Here's what I think is needed:
1) A "spend money to preserve my batteries mode." When the car is plugged in but charging is on a timer to start later, this mode will invoke active battery cooling to bring down the battery temps below 80deg F.
2) A TOU aware charging protocol. Most utilities have pretty simple TOU periods. Enter them into the car.
3) A "car fully charged by" time program. Tell the car when you'll be using it next. It then looks at the time between now and when you'll be driving to find the cheapest TOU periods and perform charging during those. If those won't fully charge the car, then it does some charging in the next lowest TOU period - and so on.
4) For Roadster, the sweet spot of charging efficiency was about 40 amps, nicely fitting with UMC capacity. Assuming that's still true for Model S, charge rates by default would be set to 40 amp, then modified based on #3 (time a full charge is needed).
 
There's diminishing returns for low charging rates, so I'm not sure it's worthwhile to charge slowly. Slower charging also is less efficient since the charging overhead becomes a larger component of your charging. This may mean you use more electricity for the same amount of charge.

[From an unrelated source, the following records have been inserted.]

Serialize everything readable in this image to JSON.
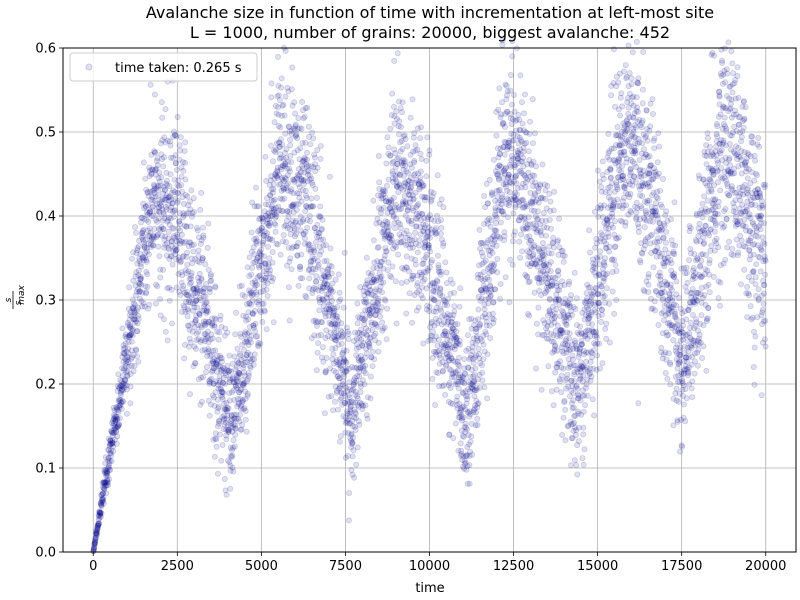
{
  "chart_data": {
    "type": "scatter",
    "title_line1": "Avalanche size in function of time with incrementation at left-most site",
    "title_line2": "L = 1000, number of grains: 20000, biggest avalanche: 452",
    "xlabel": "time",
    "ylabel_num": "s",
    "ylabel_den": "s",
    "ylabel_sub": "max",
    "xlim": [
      -900,
      20900
    ],
    "ylim": [
      0.0,
      0.6
    ],
    "xticks": [
      0,
      2500,
      5000,
      7500,
      10000,
      12500,
      15000,
      17500,
      20000
    ],
    "yticks": [
      0.0,
      0.1,
      0.2,
      0.3,
      0.4,
      0.5,
      0.6
    ],
    "xtick_labels": [
      "0",
      "2500",
      "5000",
      "7500",
      "10000",
      "12500",
      "15000",
      "17500",
      "20000"
    ],
    "ytick_labels": [
      "0.0",
      "0.1",
      "0.2",
      "0.3",
      "0.4",
      "0.5",
      "0.6"
    ],
    "grid": true,
    "legend_position": "upper-left",
    "point_color": "#00008b",
    "point_alpha": 0.12,
    "series": [
      {
        "name": "time taken: 0.265 s",
        "envelope_x": [
          0,
          1800,
          2600,
          4100,
          5500,
          6300,
          7700,
          9000,
          9700,
          11100,
          12300,
          12900,
          14400,
          15800,
          16500,
          17500,
          18800,
          20000
        ],
        "envelope_center": [
          0.0,
          0.42,
          0.38,
          0.15,
          0.46,
          0.42,
          0.16,
          0.45,
          0.4,
          0.16,
          0.48,
          0.42,
          0.19,
          0.5,
          0.44,
          0.22,
          0.5,
          0.34
        ],
        "envelope_spread": [
          0.0,
          0.05,
          0.06,
          0.04,
          0.06,
          0.06,
          0.04,
          0.06,
          0.06,
          0.04,
          0.06,
          0.06,
          0.05,
          0.06,
          0.06,
          0.05,
          0.07,
          0.07
        ],
        "n_points": 20000
      }
    ]
  }
}
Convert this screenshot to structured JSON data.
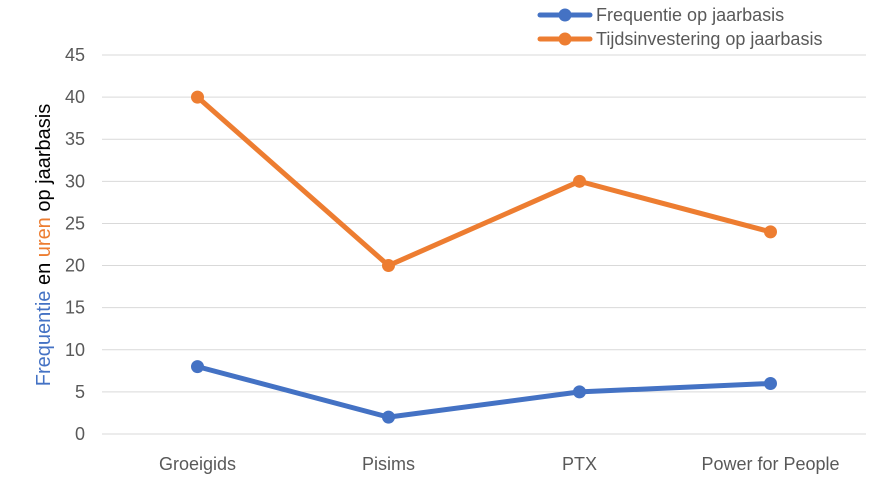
{
  "chart_data": {
    "type": "line",
    "categories": [
      "Groeigids",
      "Pisims",
      "PTX",
      "Power for People"
    ],
    "series": [
      {
        "name": "Frequentie op jaarbasis",
        "values": [
          8,
          2,
          5,
          6
        ],
        "color": "#4472C4"
      },
      {
        "name": "Tijdsinvestering op jaarbasis",
        "values": [
          40,
          20,
          30,
          24
        ],
        "color": "#ED7D31"
      }
    ],
    "ylim": [
      0,
      45
    ],
    "yticks": [
      0,
      5,
      10,
      15,
      20,
      25,
      30,
      35,
      40,
      45
    ],
    "ylabel_parts": [
      {
        "text": "Frequentie",
        "color": "#4472C4"
      },
      {
        "text": " en ",
        "color": "#000000"
      },
      {
        "text": "uren",
        "color": "#ED7D31"
      },
      {
        "text": " op jaarbasis",
        "color": "#000000"
      }
    ],
    "grid": true,
    "legend": "top-right",
    "gridColor": "#d9d9d9",
    "textColor": "#595959"
  }
}
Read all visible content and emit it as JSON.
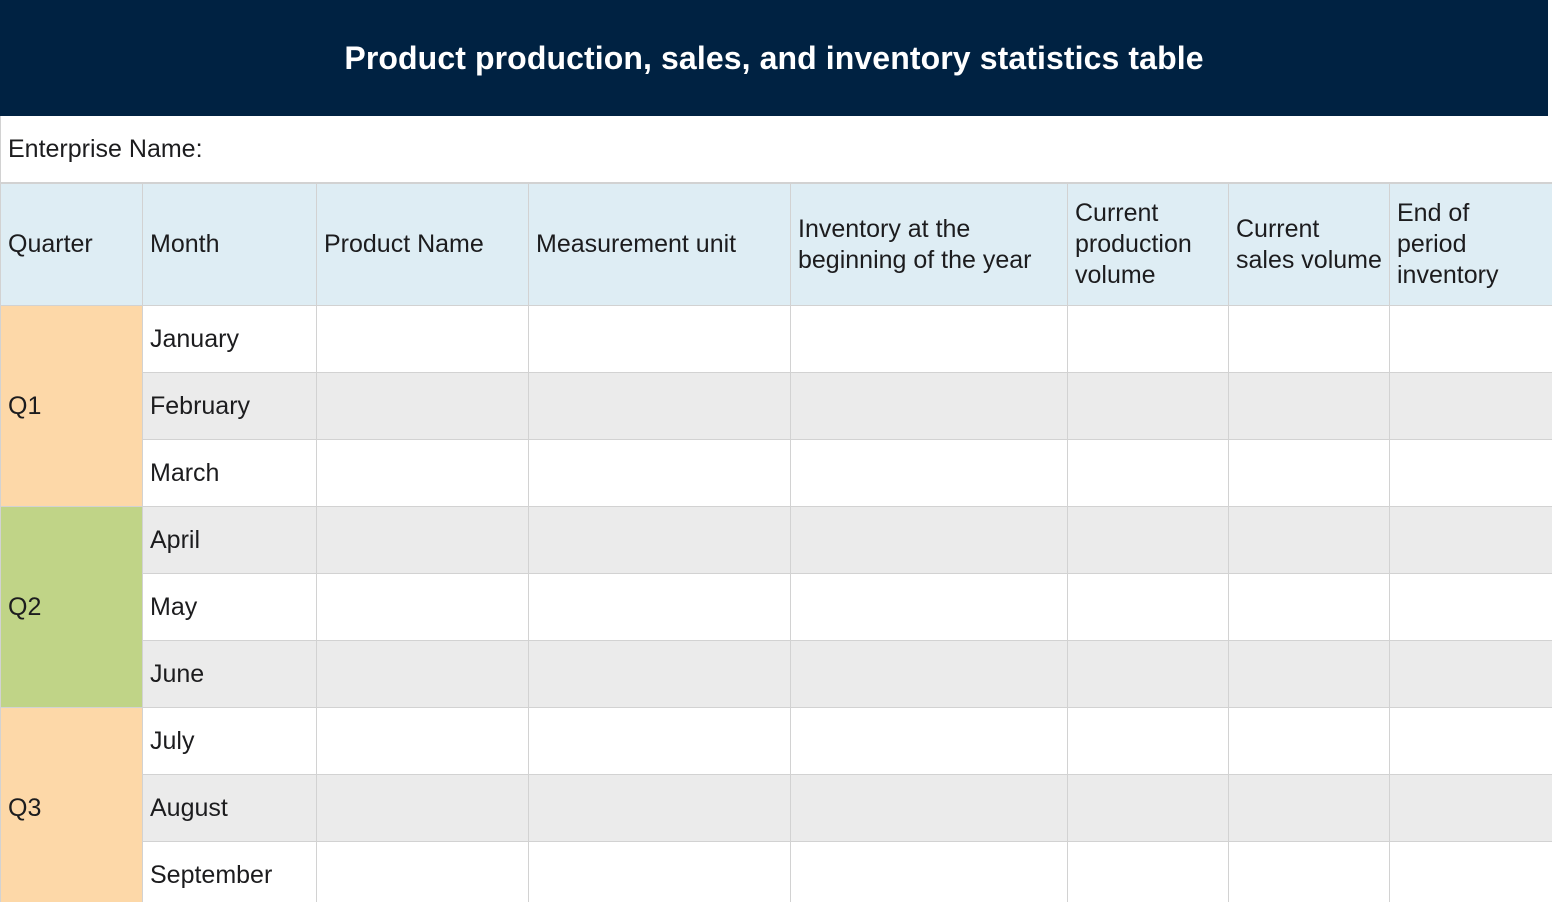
{
  "title": "Product production, sales, and inventory statistics table",
  "enterprise_label": "Enterprise Name:",
  "headers": {
    "quarter": "Quarter",
    "month": "Month",
    "product_name": "Product Name",
    "measurement_unit": "Measurement unit",
    "inventory_beginning": "Inventory at the beginning of the year",
    "production_volume": "Current production volume",
    "sales_volume": "Current sales volume",
    "end_inventory": "End of period inventory"
  },
  "quarters": [
    {
      "label": "Q1",
      "color": "#fdd8a8",
      "months": [
        "January",
        "February",
        "March"
      ]
    },
    {
      "label": "Q2",
      "color": "#c0d487",
      "months": [
        "April",
        "May",
        "June"
      ]
    },
    {
      "label": "Q3",
      "color": "#fdd8a8",
      "months": [
        "July",
        "August",
        "September"
      ]
    }
  ],
  "colors": {
    "title_bg": "#002242",
    "header_bg": "#deedf4",
    "stripe_bg": "#ebebeb"
  }
}
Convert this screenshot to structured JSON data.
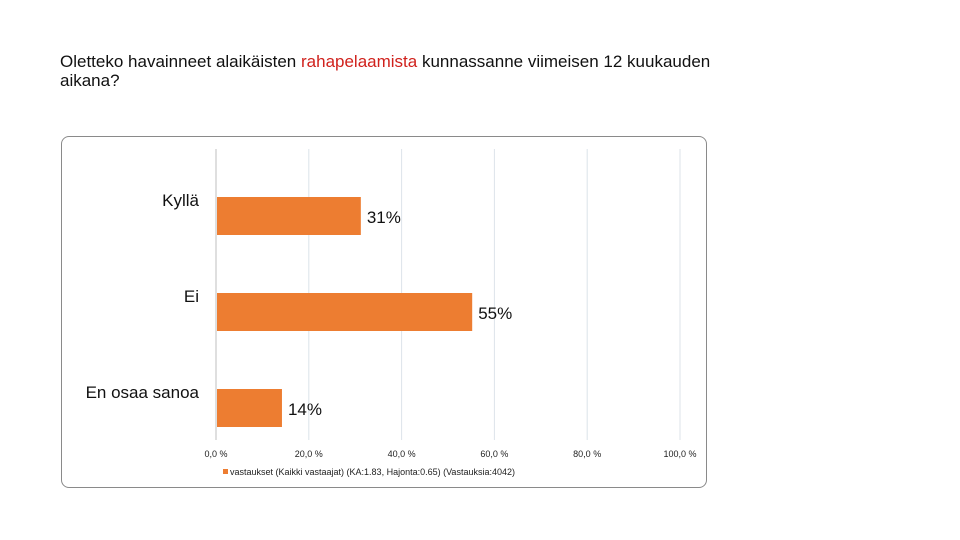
{
  "slide": {
    "title_part1": "Oletteko havainneet alaikäisten ",
    "title_highlight": "rahapelaamista",
    "title_part2": " kunnassanne viimeisen 12 kuukauden aikana?",
    "highlight_color": "#d0211c"
  },
  "chart_data": {
    "type": "bar",
    "orientation": "horizontal",
    "categories": [
      "Kyllä",
      "Ei",
      "En osaa sanoa"
    ],
    "series": [
      {
        "name": "vastaukset (Kaikki vastaajat) (KA:1.83, Hajonta:0.65) (Vastauksia:4042)",
        "values": [
          31,
          55,
          14
        ],
        "labels": [
          "31%",
          "55%",
          "14%"
        ],
        "color": "#ed7d31"
      }
    ],
    "xlim": [
      0,
      100
    ],
    "xticks": [
      0,
      20,
      40,
      60,
      80,
      100
    ],
    "xtick_labels": [
      "0,0 %",
      "20,0 %",
      "40,0 %",
      "60,0 %",
      "80,0 %",
      "100,0 %"
    ],
    "grid": true,
    "legend": "bottom"
  }
}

Even with a HPWC, it takes about 5 hours to charge fully. This charging rate is 1/5hours = 0.2C. NCA laptop cells are charged at 0.3C (3.3 hours to fully charge). There really isn't much to worry about with Level 2 charging.
 
There's diminishing returns for low charging rates, so I'm not sure it's worthwhile to charge slowly. Slower charging also is less efficient since the charging overhead becomes a larger component of your charging. This may mean you use more electricity for the same amount of charge.

As I said, there is a lot of info in the Roadster section of the forum, including testing which showed that 40amps was about the most efficient, at least for Roadster. It seems unlikely that Model S would be a lot different.